Morphology of the fleas (fig. 4.10, page 223). The body shape is compressed and the flea can push its way quickly even through dense hairs. The (variable) jumping ability is based on the joint of the third coxa, which is provided with a layer of resilin. The club-shaped antennae are hidden in a pouch of the head; the complex eyes, if present, posess a common lens. The biting apparatus consists of the immobile epipharynx forming the feeding channel, the paired lacinia as piercing stylettos (each with a salivary channel) and the maxillary lobes carrying a long four-segmented palpus. The penetration power is stored by the compression of the resilin and is released by a minute change of the position of the hypopharynx, which is constructed according to the principle of a pneumatic hammer (fig. 4.11, page 224). The thorax is secondarily wingless; the abdomen consists of 9 segments, containing the dorsally bowed copulation organs in males, and carries a sensory plate on the 8th segment, the pygidium.
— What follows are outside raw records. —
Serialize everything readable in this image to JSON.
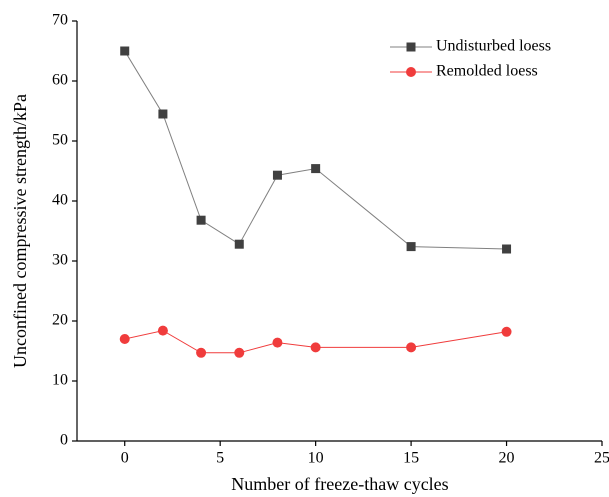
{
  "chart_data": {
    "type": "line",
    "x_label": "Number of freeze-thaw cycles",
    "y_label": "Unconfined compressive strength/kPa",
    "x": [
      0,
      2,
      4,
      6,
      8,
      10,
      15,
      20
    ],
    "series": [
      {
        "name": "Undisturbed loess",
        "color": "#404040",
        "marker": "square",
        "values": [
          65,
          54.5,
          36.8,
          32.8,
          44.3,
          45.4,
          32.4,
          32
        ]
      },
      {
        "name": "Remolded loess",
        "color": "#f03c3c",
        "marker": "circle",
        "values": [
          17,
          18.4,
          14.7,
          14.7,
          16.4,
          15.6,
          15.6,
          18.2
        ]
      }
    ],
    "xlim": [
      -2.5,
      25
    ],
    "xticks": [
      0,
      5,
      10,
      15,
      20,
      25
    ],
    "ylim": [
      0,
      70
    ],
    "yticks": [
      0,
      10,
      20,
      30,
      40,
      50,
      60,
      70
    ],
    "legend": "top-right"
  }
}
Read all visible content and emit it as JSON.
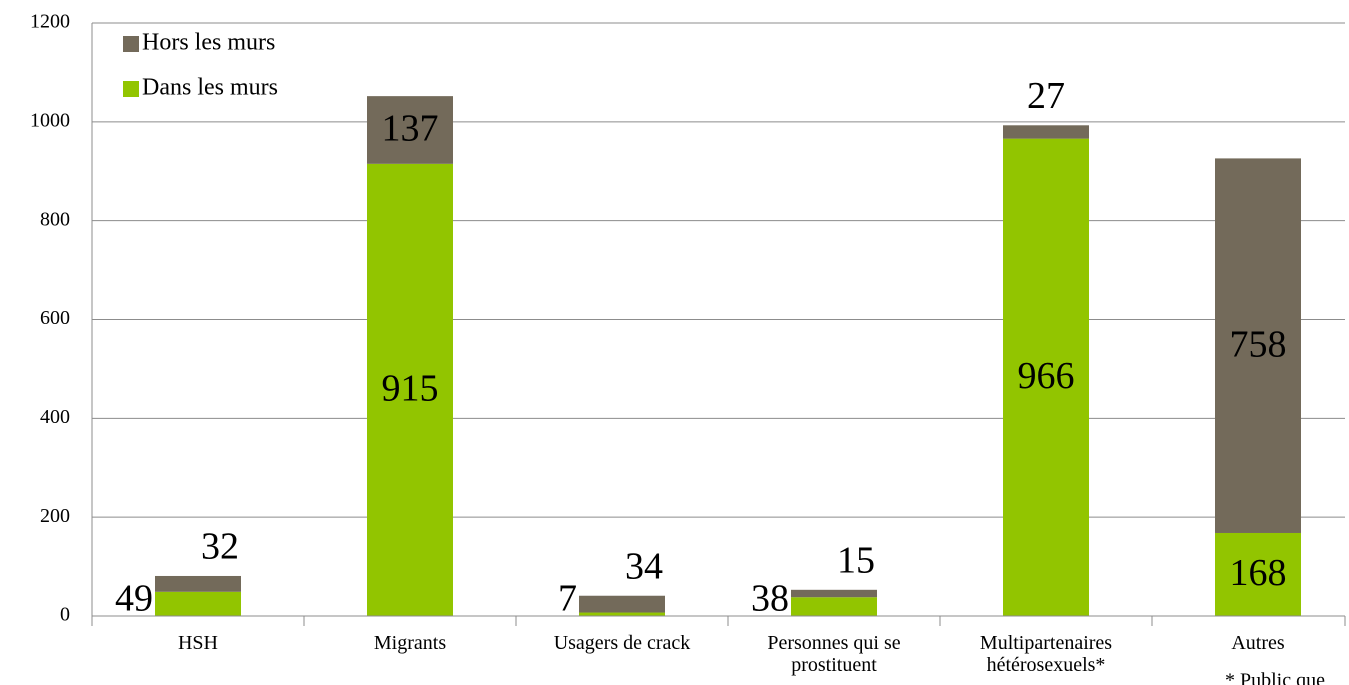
{
  "chart_data": {
    "type": "stacked_bar",
    "categories": [
      "HSH",
      "Migrants",
      "Usagers de crack",
      "Personnes qui se prostituent",
      "Multipartenaires hétérosexuels*",
      "Autres"
    ],
    "series": [
      {
        "name": "Dans les murs",
        "color": "#92c500",
        "values": [
          49,
          915,
          7,
          38,
          966,
          168
        ]
      },
      {
        "name": "Hors les murs",
        "color": "#736a5a",
        "values": [
          32,
          137,
          34,
          15,
          27,
          758
        ]
      }
    ],
    "ylim": [
      0,
      1200
    ],
    "yticks": [
      0,
      200,
      400,
      600,
      800,
      1000,
      1200
    ],
    "grid": true,
    "legend": "top-left",
    "note": "* Public que"
  }
}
In the female, the shape of the receptaculum seminis is important for the identification of the genus, which can be recognized further by the structures of the head and the pronotum: ctenidia, bristles, eyes (fig. 4.9, page 222).
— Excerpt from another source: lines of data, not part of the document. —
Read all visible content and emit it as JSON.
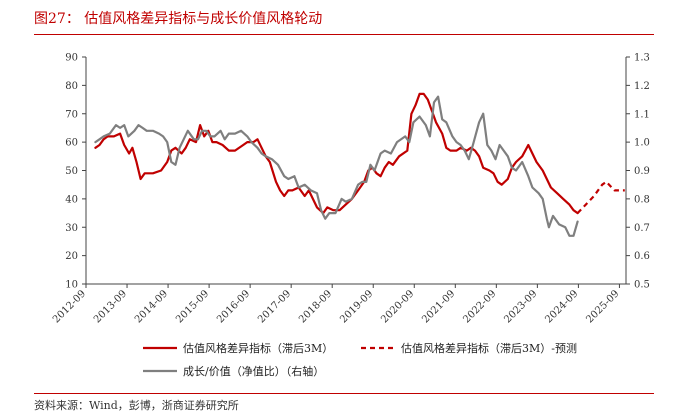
{
  "header": {
    "title": "图27：  估值风格差异指标与成长价值风格轮动"
  },
  "footer": {
    "source": "资料来源：Wind，彭博，浙商证券研究所"
  },
  "colors": {
    "red": "#c00000",
    "gray": "#7f7f7f",
    "rule": "#c00000"
  },
  "chart_data": {
    "type": "line",
    "x_unit": "year_fraction",
    "x_tick_labels": [
      "2012-09",
      "2013-09",
      "2014-09",
      "2015-09",
      "2016-09",
      "2017-09",
      "2018-09",
      "2019-09",
      "2020-09",
      "2021-09",
      "2022-09",
      "2023-09",
      "2024-09",
      "2025-09"
    ],
    "xlim": [
      2012.67,
      2025.83
    ],
    "y_left": {
      "ylim": [
        10,
        90
      ],
      "ticks": [
        "10",
        "20",
        "30",
        "40",
        "50",
        "60",
        "70",
        "80",
        "90"
      ]
    },
    "y_right": {
      "ylim": [
        0.5,
        1.3
      ],
      "ticks": [
        "0.5",
        "0.6",
        "0.7",
        "0.8",
        "0.9",
        "1.0",
        "1.1",
        "1.2",
        "1.3"
      ]
    },
    "series": [
      {
        "name": "估值风格差异指标（滞后3M）",
        "axis": "left",
        "style": "solid",
        "color": "#c00000",
        "points": [
          [
            2012.9,
            58
          ],
          [
            2013.0,
            59
          ],
          [
            2013.1,
            61
          ],
          [
            2013.2,
            62
          ],
          [
            2013.35,
            62
          ],
          [
            2013.5,
            63
          ],
          [
            2013.6,
            59
          ],
          [
            2013.72,
            56
          ],
          [
            2013.8,
            58
          ],
          [
            2013.9,
            53
          ],
          [
            2014.0,
            47
          ],
          [
            2014.1,
            49
          ],
          [
            2014.3,
            49
          ],
          [
            2014.5,
            50
          ],
          [
            2014.65,
            53
          ],
          [
            2014.75,
            57
          ],
          [
            2014.85,
            58
          ],
          [
            2015.0,
            56
          ],
          [
            2015.1,
            58
          ],
          [
            2015.2,
            61
          ],
          [
            2015.35,
            60
          ],
          [
            2015.45,
            66
          ],
          [
            2015.55,
            62
          ],
          [
            2015.65,
            64
          ],
          [
            2015.75,
            60
          ],
          [
            2015.85,
            60
          ],
          [
            2016.0,
            59
          ],
          [
            2016.15,
            57
          ],
          [
            2016.3,
            57
          ],
          [
            2016.5,
            59
          ],
          [
            2016.6,
            60
          ],
          [
            2016.75,
            60
          ],
          [
            2016.85,
            61
          ],
          [
            2016.95,
            58
          ],
          [
            2017.05,
            55
          ],
          [
            2017.15,
            53
          ],
          [
            2017.3,
            46
          ],
          [
            2017.4,
            43
          ],
          [
            2017.5,
            41
          ],
          [
            2017.6,
            43
          ],
          [
            2017.7,
            43
          ],
          [
            2017.85,
            44
          ],
          [
            2018.0,
            41
          ],
          [
            2018.1,
            43
          ],
          [
            2018.2,
            40
          ],
          [
            2018.3,
            37
          ],
          [
            2018.45,
            35
          ],
          [
            2018.55,
            37
          ],
          [
            2018.7,
            36
          ],
          [
            2018.85,
            36
          ],
          [
            2019.0,
            38
          ],
          [
            2019.15,
            40
          ],
          [
            2019.3,
            43
          ],
          [
            2019.45,
            46
          ],
          [
            2019.55,
            50
          ],
          [
            2019.65,
            51
          ],
          [
            2019.75,
            49
          ],
          [
            2019.85,
            48
          ],
          [
            2019.95,
            51
          ],
          [
            2020.05,
            53
          ],
          [
            2020.15,
            52
          ],
          [
            2020.3,
            55
          ],
          [
            2020.5,
            57
          ],
          [
            2020.6,
            70
          ],
          [
            2020.7,
            73
          ],
          [
            2020.8,
            77
          ],
          [
            2020.9,
            77
          ],
          [
            2021.0,
            75
          ],
          [
            2021.1,
            71
          ],
          [
            2021.2,
            67
          ],
          [
            2021.35,
            63
          ],
          [
            2021.45,
            58
          ],
          [
            2021.55,
            57
          ],
          [
            2021.7,
            57
          ],
          [
            2021.8,
            58
          ],
          [
            2021.95,
            57
          ],
          [
            2022.05,
            58
          ],
          [
            2022.15,
            57
          ],
          [
            2022.25,
            55
          ],
          [
            2022.35,
            51
          ],
          [
            2022.5,
            50
          ],
          [
            2022.6,
            49
          ],
          [
            2022.7,
            46
          ],
          [
            2022.8,
            45
          ],
          [
            2022.95,
            47
          ],
          [
            2023.05,
            51
          ],
          [
            2023.15,
            53
          ],
          [
            2023.3,
            55
          ],
          [
            2023.45,
            59
          ],
          [
            2023.55,
            56
          ],
          [
            2023.65,
            53
          ],
          [
            2023.8,
            50
          ],
          [
            2023.9,
            47
          ],
          [
            2024.0,
            44
          ],
          [
            2024.15,
            42
          ],
          [
            2024.3,
            40
          ],
          [
            2024.45,
            38
          ],
          [
            2024.55,
            36
          ],
          [
            2024.65,
            35
          ]
        ]
      },
      {
        "name": "估值风格差异指标（滞后3M）-预测",
        "axis": "left",
        "style": "dashed",
        "color": "#c00000",
        "points": [
          [
            2024.65,
            35
          ],
          [
            2024.85,
            38
          ],
          [
            2025.05,
            41
          ],
          [
            2025.25,
            45
          ],
          [
            2025.35,
            46
          ],
          [
            2025.55,
            43
          ],
          [
            2025.7,
            43
          ],
          [
            2025.8,
            43
          ]
        ]
      },
      {
        "name": "成长/价值（净值比）（右轴）",
        "axis": "right",
        "style": "solid",
        "color": "#7f7f7f",
        "points": [
          [
            2012.9,
            1.0
          ],
          [
            2013.0,
            1.01
          ],
          [
            2013.1,
            1.02
          ],
          [
            2013.25,
            1.03
          ],
          [
            2013.4,
            1.06
          ],
          [
            2013.5,
            1.05
          ],
          [
            2013.6,
            1.06
          ],
          [
            2013.7,
            1.02
          ],
          [
            2013.85,
            1.04
          ],
          [
            2013.95,
            1.06
          ],
          [
            2014.05,
            1.05
          ],
          [
            2014.15,
            1.04
          ],
          [
            2014.3,
            1.04
          ],
          [
            2014.45,
            1.03
          ],
          [
            2014.55,
            1.02
          ],
          [
            2014.65,
            1.0
          ],
          [
            2014.75,
            0.93
          ],
          [
            2014.85,
            0.92
          ],
          [
            2014.95,
            0.98
          ],
          [
            2015.05,
            1.01
          ],
          [
            2015.15,
            1.04
          ],
          [
            2015.3,
            1.01
          ],
          [
            2015.4,
            1.01
          ],
          [
            2015.5,
            1.04
          ],
          [
            2015.6,
            1.04
          ],
          [
            2015.7,
            1.02
          ],
          [
            2015.8,
            1.02
          ],
          [
            2015.95,
            1.04
          ],
          [
            2016.05,
            1.01
          ],
          [
            2016.15,
            1.03
          ],
          [
            2016.3,
            1.03
          ],
          [
            2016.45,
            1.04
          ],
          [
            2016.6,
            1.02
          ],
          [
            2016.7,
            1.0
          ],
          [
            2016.85,
            0.98
          ],
          [
            2016.95,
            0.96
          ],
          [
            2017.05,
            0.95
          ],
          [
            2017.2,
            0.94
          ],
          [
            2017.35,
            0.92
          ],
          [
            2017.5,
            0.88
          ],
          [
            2017.6,
            0.87
          ],
          [
            2017.75,
            0.88
          ],
          [
            2017.85,
            0.84
          ],
          [
            2018.0,
            0.85
          ],
          [
            2018.15,
            0.83
          ],
          [
            2018.3,
            0.82
          ],
          [
            2018.4,
            0.76
          ],
          [
            2018.5,
            0.73
          ],
          [
            2018.6,
            0.75
          ],
          [
            2018.75,
            0.75
          ],
          [
            2018.9,
            0.8
          ],
          [
            2019.0,
            0.79
          ],
          [
            2019.15,
            0.8
          ],
          [
            2019.3,
            0.85
          ],
          [
            2019.4,
            0.86
          ],
          [
            2019.5,
            0.86
          ],
          [
            2019.6,
            0.92
          ],
          [
            2019.7,
            0.9
          ],
          [
            2019.85,
            0.96
          ],
          [
            2019.95,
            0.97
          ],
          [
            2020.1,
            0.96
          ],
          [
            2020.25,
            1.0
          ],
          [
            2020.45,
            1.02
          ],
          [
            2020.55,
            1.0
          ],
          [
            2020.65,
            1.07
          ],
          [
            2020.8,
            1.09
          ],
          [
            2020.95,
            1.06
          ],
          [
            2021.05,
            1.02
          ],
          [
            2021.15,
            1.14
          ],
          [
            2021.25,
            1.16
          ],
          [
            2021.35,
            1.08
          ],
          [
            2021.45,
            1.07
          ],
          [
            2021.6,
            1.02
          ],
          [
            2021.7,
            1.0
          ],
          [
            2021.8,
            0.99
          ],
          [
            2021.9,
            0.97
          ],
          [
            2022.0,
            0.94
          ],
          [
            2022.1,
            0.99
          ],
          [
            2022.25,
            1.07
          ],
          [
            2022.35,
            1.1
          ],
          [
            2022.45,
            0.99
          ],
          [
            2022.55,
            0.97
          ],
          [
            2022.65,
            0.94
          ],
          [
            2022.75,
            0.99
          ],
          [
            2022.85,
            0.97
          ],
          [
            2022.95,
            0.95
          ],
          [
            2023.05,
            0.91
          ],
          [
            2023.15,
            0.9
          ],
          [
            2023.3,
            0.93
          ],
          [
            2023.45,
            0.88
          ],
          [
            2023.55,
            0.84
          ],
          [
            2023.7,
            0.82
          ],
          [
            2023.8,
            0.8
          ],
          [
            2023.9,
            0.73
          ],
          [
            2023.95,
            0.7
          ],
          [
            2024.05,
            0.74
          ],
          [
            2024.2,
            0.71
          ],
          [
            2024.35,
            0.7
          ],
          [
            2024.45,
            0.67
          ],
          [
            2024.55,
            0.67
          ],
          [
            2024.65,
            0.72
          ]
        ]
      }
    ],
    "legend": [
      {
        "label": "估值风格差异指标（滞后3M）",
        "style": "solid",
        "color": "#c00000"
      },
      {
        "label": "估值风格差异指标（滞后3M）-预测",
        "style": "dashed",
        "color": "#c00000"
      },
      {
        "label": "成长/价值（净值比）（右轴）",
        "style": "solid",
        "color": "#7f7f7f"
      }
    ]
  }
}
Fleas propagate only in presence of their blood hosts. – Echidnophaga gallinacea, the chicken flea, lives a sedentary life on the cock’s comb; the male copulates stimulated by warmth. – The female of Tunga penetrans, the burrowing flea, burrows deeply into the skin, feet or other parts of the body of the host. The male does not feed on blood and copulates just before the skin around the female has closed completely. The tracheae of T. penetrans are smooth tubules without the coiling structures common to other fleas and insects (important for histological identification). – The rabbit flea (Spilopsyllus cuniculi) sychronizes its propagation exactly with that of its host: The wild rabbit (Oryctolagus cuniculus) constructs separate burrows for living and breeding. Its fleas, having settled in the ears of the rabbit, start the ripening of their eggs as soon as the rabbit has experienced multiple ovulation at copulation. The increasing corticosteroids in the blood of the rabbit are resorbed by the fleas through their cuticle. The fleas migrate via the mouth region of the rabbit into the nest, feed on the first litter and oviposit. The eggs develop rapidly in the warm nest and the new generation of fleas is ready to feed when the second litter appears. These fleas remain on the individuals of the second litter and leave the nest with them. The original parental generation of fleas, after a second oviposition, returns into the ears of the mother rabbit (details see fig. 4.12, page 227).